While the initial effects are to local economies, they'll eventually broaden, Jason Jackson, professor of supply chain management at Purdue University Global, told Retail Dive in an email. "As this continues, with each day it will grow outward from these related-government sources to impact deeper and further elements of the supply chain."
That's true even though Customs and Border Protection continues to operate, according to Finucan. "Supply chains shouldn't face major challenges, but the shutdown could slow down clearances," he said. "The lack of pay has a serious impact on morale. If this continues, we can probably expect slowdowns and possible disruptions if some employees refuse to work."
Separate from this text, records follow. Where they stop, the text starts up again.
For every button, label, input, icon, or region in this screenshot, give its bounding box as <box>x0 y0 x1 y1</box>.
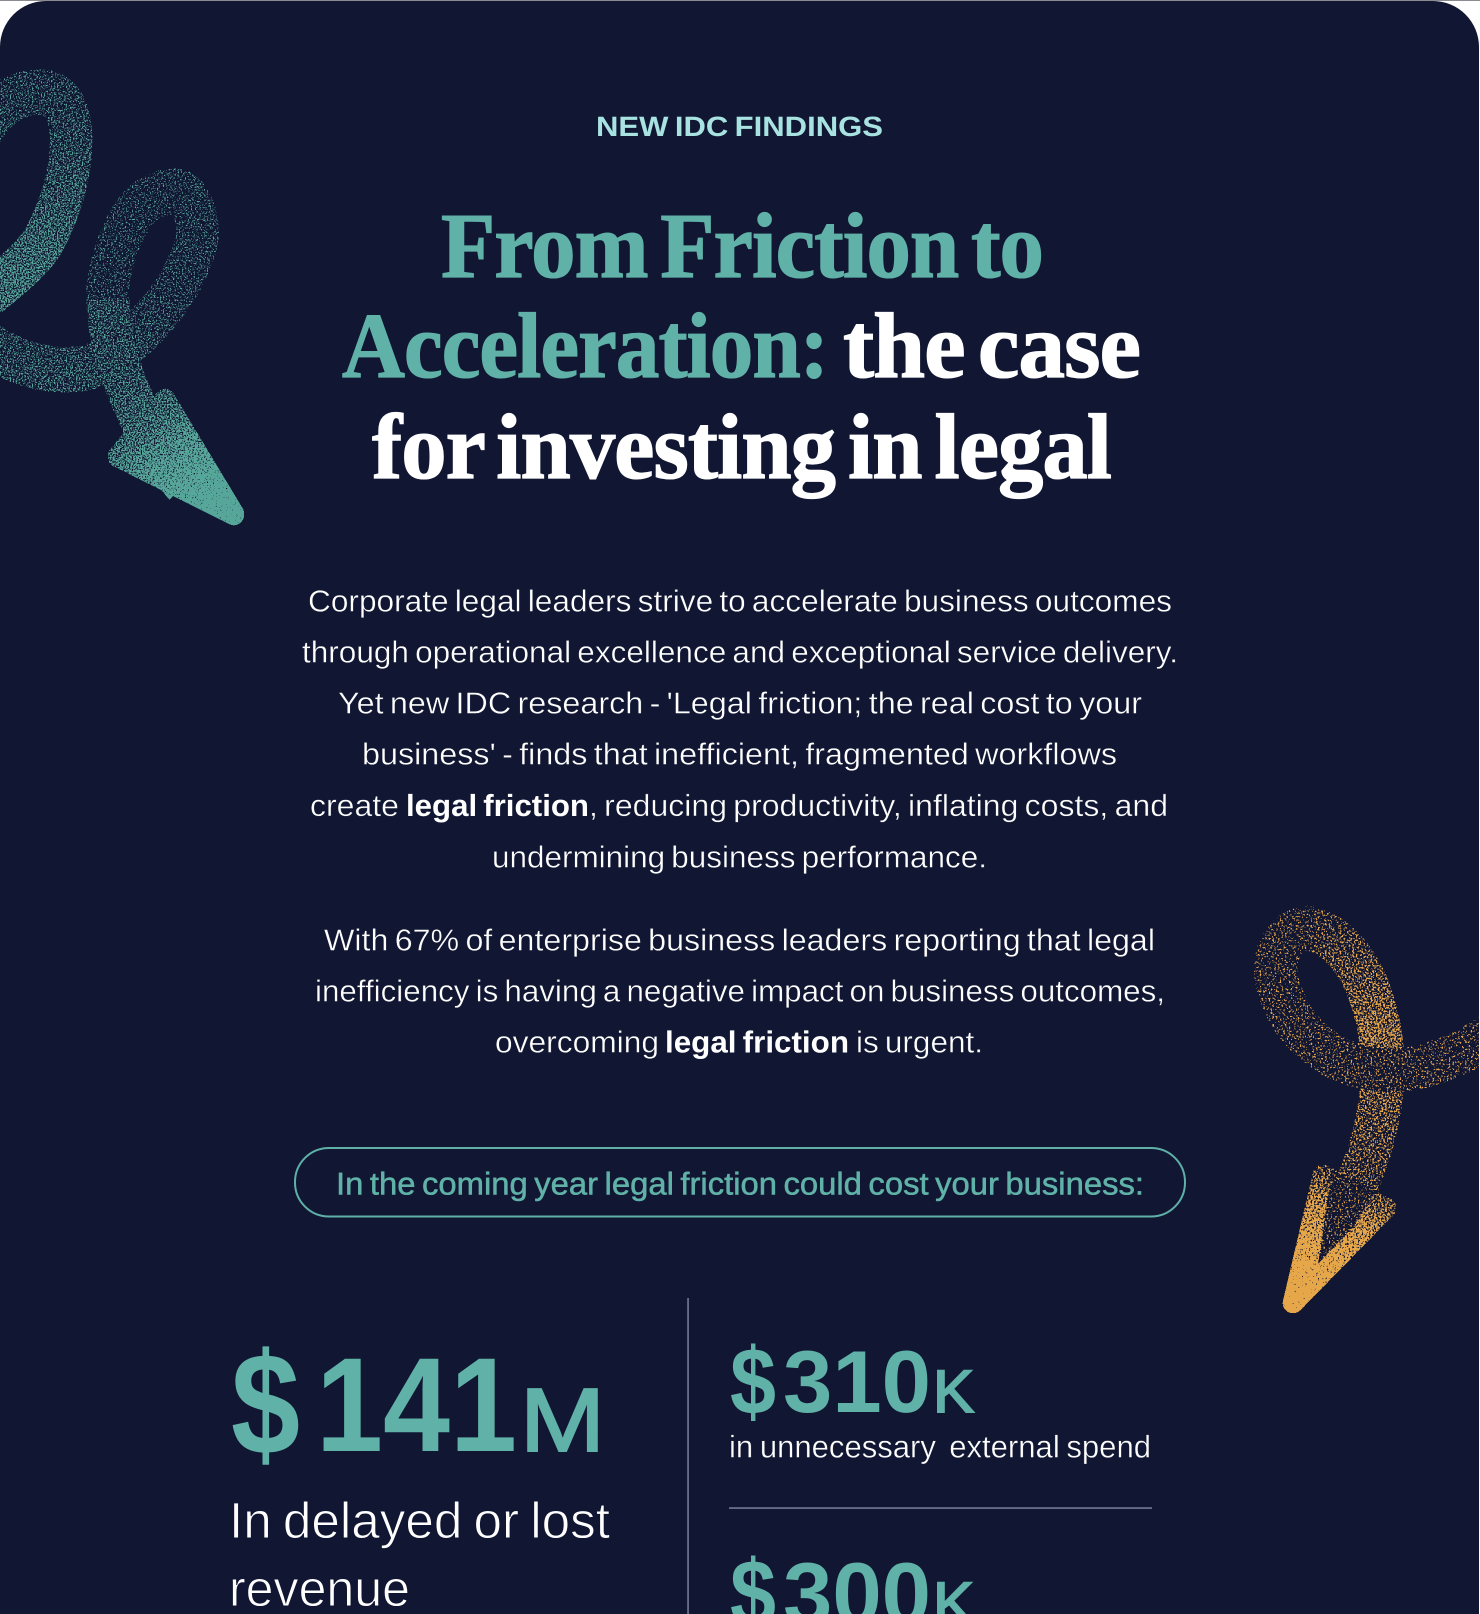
title: for investing in legal <box>372 396 1111 499</box>
stat: $310K in unnecessary external spend: K <box>933 1358 974 1425</box>
second paragraph: is urgent. <box>856 1026 983 1060</box>
stat: $141M in delayed or lost revenue: 141 <box>316 1331 517 1480</box>
icon: teal scribble arrow <box>0 92 234 514</box>
vertical divider <box>687 1298 689 1614</box>
stat: $310K in unnecessary external spend: 310 <box>783 1332 931 1431</box>
second paragraph: overcoming <box>495 1026 659 1060</box>
second paragraph: inefficiency is having a negative impact on business outcomes, <box>315 975 1165 1009</box>
intro paragraph: , reducing productivity, inflating costs, and <box>589 789 1168 823</box>
callout pill: In the coming year legal friction could cost your business: <box>336 1165 1144 1201</box>
stat: $141M in delayed or lost revenue: M <box>520 1371 605 1471</box>
horizontal divider <box>729 1507 1152 1509</box>
stat: $141M in delayed or lost revenue: $ <box>231 1323 300 1485</box>
stat: $310K in unnecessary external spend <box>729 1329 1151 1464</box>
title: Acceleration: <box>342 295 828 398</box>
intro paragraph: Yet new IDC research - 'Legal friction; the real cost to your <box>338 686 1142 720</box>
callout pill <box>295 1148 1185 1216</box>
intro paragraph: create <box>310 789 399 823</box>
stat: $141M in delayed or lost revenue: In delayed or lost <box>229 1492 610 1549</box>
title: the case <box>843 295 1140 398</box>
intro paragraph <box>302 585 1178 874</box>
icon: orange scribble arrow <box>1276 927 1480 1303</box>
stat: $310K in unnecessary external spend: in unnecessary external spend <box>729 1428 1151 1464</box>
stat: $300K <box>730 1541 974 1614</box>
stat: $310K in unnecessary external spend: $ <box>730 1329 776 1435</box>
stat: $141M in delayed or lost revenue <box>229 1323 610 1614</box>
second paragraph: legal friction <box>665 1026 849 1060</box>
eyebrow: NEW IDC FINDINGS: NEW IDC FINDINGS <box>596 111 883 142</box>
title: From Friction to <box>441 195 1043 298</box>
second paragraph: With 67% of enterprise business leaders reporting that legal <box>324 924 1155 958</box>
second paragraph <box>315 924 1165 1060</box>
title <box>342 195 1140 499</box>
intro paragraph: legal friction <box>406 789 589 823</box>
intro paragraph: business' - finds that inefficient, fragmented workflows <box>362 738 1117 772</box>
intro paragraph: through operational excellence and exceptional service delivery. <box>302 636 1178 670</box>
intro paragraph: Corporate legal leaders strive to accelerate business outcomes <box>308 585 1172 619</box>
intro paragraph: undermining business performance. <box>492 840 987 874</box>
In short, the shutdown is tapping the economy's brakes, if only a little, warned Stern's White. "It's just adding corrosiveness to the general climate, and it's adding friction," he said. "As an economist — unless you want to stop the car, in which case you want to apply as much friction as possible — that's not a good thing."
But he and others said that the economy is strong, and that long term impacts from a shutdown even this long are unlikely. "The US economy still has a lot of momentum, so a short government shutdown would not have a big impact," McCaffrey said. "But the longer the shutdown persists, the more economic pain will be inflicted. There are a variety of short-term distortions that would hit growth this year. And longer term, a protracted government shutdown would be detrimental for employee morale, dampening the productivity of the federal workforce and creating ongoing delays for business approvals."
How retail could help
By far the worst fallout from the shutdown is the toll in human terms, and not just the pain of federal workers. The benefits of the Supplemental Nutrition Assistance Program, (which provides food and other necessities to impoverished families), for example, are set to run out in February, should the shutdown last that long, and rent aid and other social safety net programs for children, veterans and others are running out of resources as many agencies remain unstaffed, according to the Washington Post.
"There is the human side of this, those dedicated to public service working without pay, for our general safety and benefit, who still need to pay bills, and have no promise of gaining back this lost pay," Jackson said. "Disabled Military Veterans, and Veterans going to university on the GI Bill, are part of the population we should be more immediately concerned for with the shutdown, as it relates to government generated checks. They may have young children and need the money for this month's rent."
Although it would cost them, retailers could help, White said. Chef José Andrés in Washington and restaurateurs elsewhere are providing an example by feeding unpaid workers while the shutdown lasts.
"I would hope to see a lot of creativity on the part of retailers, not only of goods but of services as well, in accommodating the difficulties that their federal employee customers are experiencing," he said. "The longer it goes, the more hardship it imposes. One possible strategy would be to figure out some kind of special credit or grace periods on store purchases. That's obviously a risk for the retailers, and then that starts imposing liquidity problems for the retailer. My guess is that it's a blip that you recover from — if you stay with the customer, the customer is likely to stay with you."